Personal information
- Full name: Mikko Tapio Latvala
- Nationality: Finland
- Born: 8 July 1980 (age 46) Vaasa, Finland
- Height: 1.82 m (5 ft 11+1⁄2 in)
- Weight: 82 kg (181 lb)

Sport
- Sport: Athletics
- Event: Pole vault
- Club: Haapajärven Kiilat (FIN)
- Coached by: Toni Latvala

Achievements and titles
- Personal best: Pole vault: 5.66 m (2001)

= Mikko Latvala =

Finnish pole vaulter (born 1980)

Mikko Tapio Latvala (born 8 July 1980 in Vaasa) is a Finnish pole vaulter. He won a silver medal for his category at the 2001 European Athletics Under-23 Championships in Amsterdam, Netherlands, with his best possible height of 5.50 metres. In 2007, Latvala suffered from multiple serious injuries, including a torn chest muscle as a result of a weightlifting accident in South Africa.
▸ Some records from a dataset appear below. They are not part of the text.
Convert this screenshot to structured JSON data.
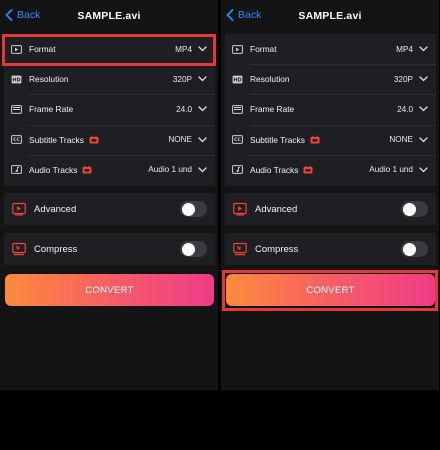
{
  "nav": {
    "back_label": "Back",
    "title": "SAMPLE.avi"
  },
  "settings": [
    {
      "id": "format",
      "label": "Format",
      "value": "MP4",
      "icon": "film-icon",
      "badge": false
    },
    {
      "id": "resolution",
      "label": "Resolution",
      "value": "320P",
      "icon": "hd-icon",
      "badge": false
    },
    {
      "id": "frame-rate",
      "label": "Frame Rate",
      "value": "24.0",
      "icon": "frame-rate-icon",
      "badge": false
    },
    {
      "id": "subtitle-tracks",
      "label": "Subtitle Tracks",
      "value": "NONE",
      "icon": "cc-icon",
      "badge": true
    },
    {
      "id": "audio-tracks",
      "label": "Audio Tracks",
      "value": "Audio 1 und",
      "icon": "music-icon",
      "badge": true
    }
  ],
  "advanced": {
    "label": "Advanced",
    "enabled": false,
    "icon": "advanced-icon"
  },
  "compress": {
    "label": "Compress",
    "enabled": false,
    "icon": "compress-icon"
  },
  "convert_label": "CONVERT",
  "colors": {
    "accent_blue": "#2f87ff",
    "highlight_red": "#e53935",
    "gradient_start": "#fb8b3a",
    "gradient_end": "#ef3c86",
    "background": "#141414",
    "group_bg": "#1e1f22"
  },
  "highlights": {
    "left_panel": "format-row",
    "right_panel": "convert-button"
  }
}
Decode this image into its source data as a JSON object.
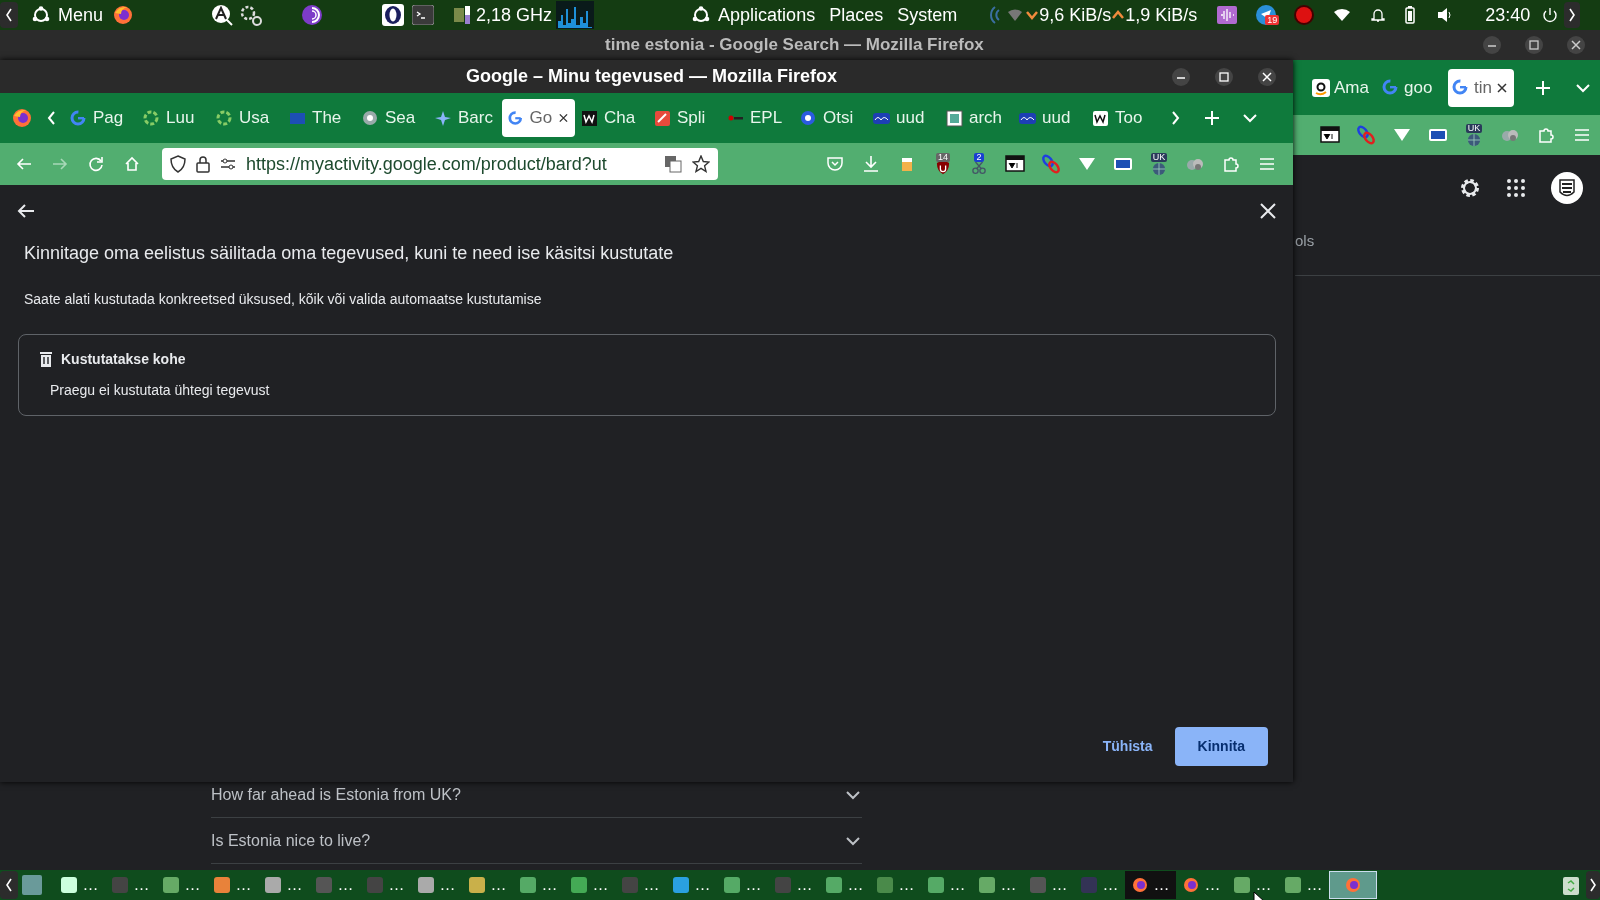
{
  "top_panel": {
    "menu_label": "Menu",
    "cpu_reading": "2,18 GHz",
    "menus": [
      "Applications",
      "Places",
      "System"
    ],
    "net_down": "9,6 KiB/s",
    "net_up": "1,9 KiB/s",
    "notification_badge": "19",
    "clock": "23:40"
  },
  "background_window": {
    "title": "time estonia - Google Search — Mozilla Firefox",
    "tabs": [
      {
        "label": "Ama",
        "selected": false
      },
      {
        "label": "goo",
        "selected": false
      },
      {
        "label": "tin",
        "selected": true
      }
    ],
    "toolbar_badge": "UK",
    "page": {
      "partial_text": "ols",
      "faq": [
        {
          "question": "How far ahead is Estonia from UK?",
          "expanded": false
        },
        {
          "question": "Is Estonia nice to live?",
          "expanded": false
        }
      ]
    }
  },
  "window": {
    "title": "Google – Minu tegevused — Mozilla Firefox",
    "tabs": [
      {
        "label": "Pag",
        "selected": false
      },
      {
        "label": "Luu",
        "selected": false
      },
      {
        "label": "Usa",
        "selected": false
      },
      {
        "label": "The",
        "selected": false
      },
      {
        "label": "Sea",
        "selected": false
      },
      {
        "label": "Barc",
        "selected": false
      },
      {
        "label": "Go",
        "selected": true
      },
      {
        "label": "Cha",
        "selected": false
      },
      {
        "label": "Spli",
        "selected": false
      },
      {
        "label": "EPL",
        "selected": false
      },
      {
        "label": "Otsi",
        "selected": false
      },
      {
        "label": "uud",
        "selected": false
      },
      {
        "label": "arch",
        "selected": false
      },
      {
        "label": "uud",
        "selected": false
      },
      {
        "label": "Too",
        "selected": false
      }
    ],
    "url": "https://myactivity.google.com/product/bard?ut",
    "extension_badges": [
      "14",
      "2",
      "UK"
    ],
    "dialog": {
      "heading": "Kinnitage oma eelistus säilitada oma tegevused, kuni te need ise käsitsi kustutate",
      "subtext": "Saate alati kustutada konkreetsed üksused, kõik või valida automaatse kustutamise",
      "card": {
        "title": "Kustutatakse kohe",
        "body": "Praegu ei kustutata ühtegi tegevust"
      },
      "cancel_button": "Tühista",
      "confirm_button": "Kinnita"
    }
  },
  "taskbar": {
    "items": [
      {
        "label": "…",
        "selected": false,
        "focused": false
      },
      {
        "label": "…",
        "selected": false,
        "focused": false
      },
      {
        "label": "…",
        "selected": false,
        "focused": false
      },
      {
        "label": "…",
        "selected": false,
        "focused": false
      },
      {
        "label": "…",
        "selected": false,
        "focused": false
      },
      {
        "label": "…",
        "selected": false,
        "focused": false
      },
      {
        "label": "…",
        "selected": false,
        "focused": false
      },
      {
        "label": "…",
        "selected": false,
        "focused": false
      },
      {
        "label": "…",
        "selected": false,
        "focused": false
      },
      {
        "label": "…",
        "selected": false,
        "focused": false
      },
      {
        "label": "…",
        "selected": false,
        "focused": false
      },
      {
        "label": "…",
        "selected": false,
        "focused": false
      },
      {
        "label": "…",
        "selected": false,
        "focused": false
      },
      {
        "label": "…",
        "selected": false,
        "focused": false
      },
      {
        "label": "…",
        "selected": false,
        "focused": false
      },
      {
        "label": "…",
        "selected": false,
        "focused": false
      },
      {
        "label": "…",
        "selected": false,
        "focused": false
      },
      {
        "label": "…",
        "selected": false,
        "focused": false
      },
      {
        "label": "…",
        "selected": false,
        "focused": false
      },
      {
        "label": "…",
        "selected": false,
        "focused": false
      },
      {
        "label": "…",
        "selected": false,
        "focused": false
      },
      {
        "label": "…",
        "selected": false,
        "focused": true
      },
      {
        "label": "…",
        "selected": false,
        "focused": false
      },
      {
        "label": "…",
        "selected": false,
        "focused": false
      },
      {
        "label": "…",
        "selected": false,
        "focused": false
      },
      {
        "selected": true,
        "focused": false
      }
    ]
  }
}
Latvala qualified for the 2008 Summer Olympics in Beijing, by successfully clearing a B-standard height of 5.63 metres from the Finnish Elite Games series in Lapua. He placed twenty-second in the first round of men's pole vault, with a best possible height of 5.45 metres, tying his overall position with Ukraine's Oleksandr Korchmid.

Latvala is also a full-time member of Haapajärven Kiilat, a local track and field club in Haapajärvi, and is coached and trained by his brother Toni.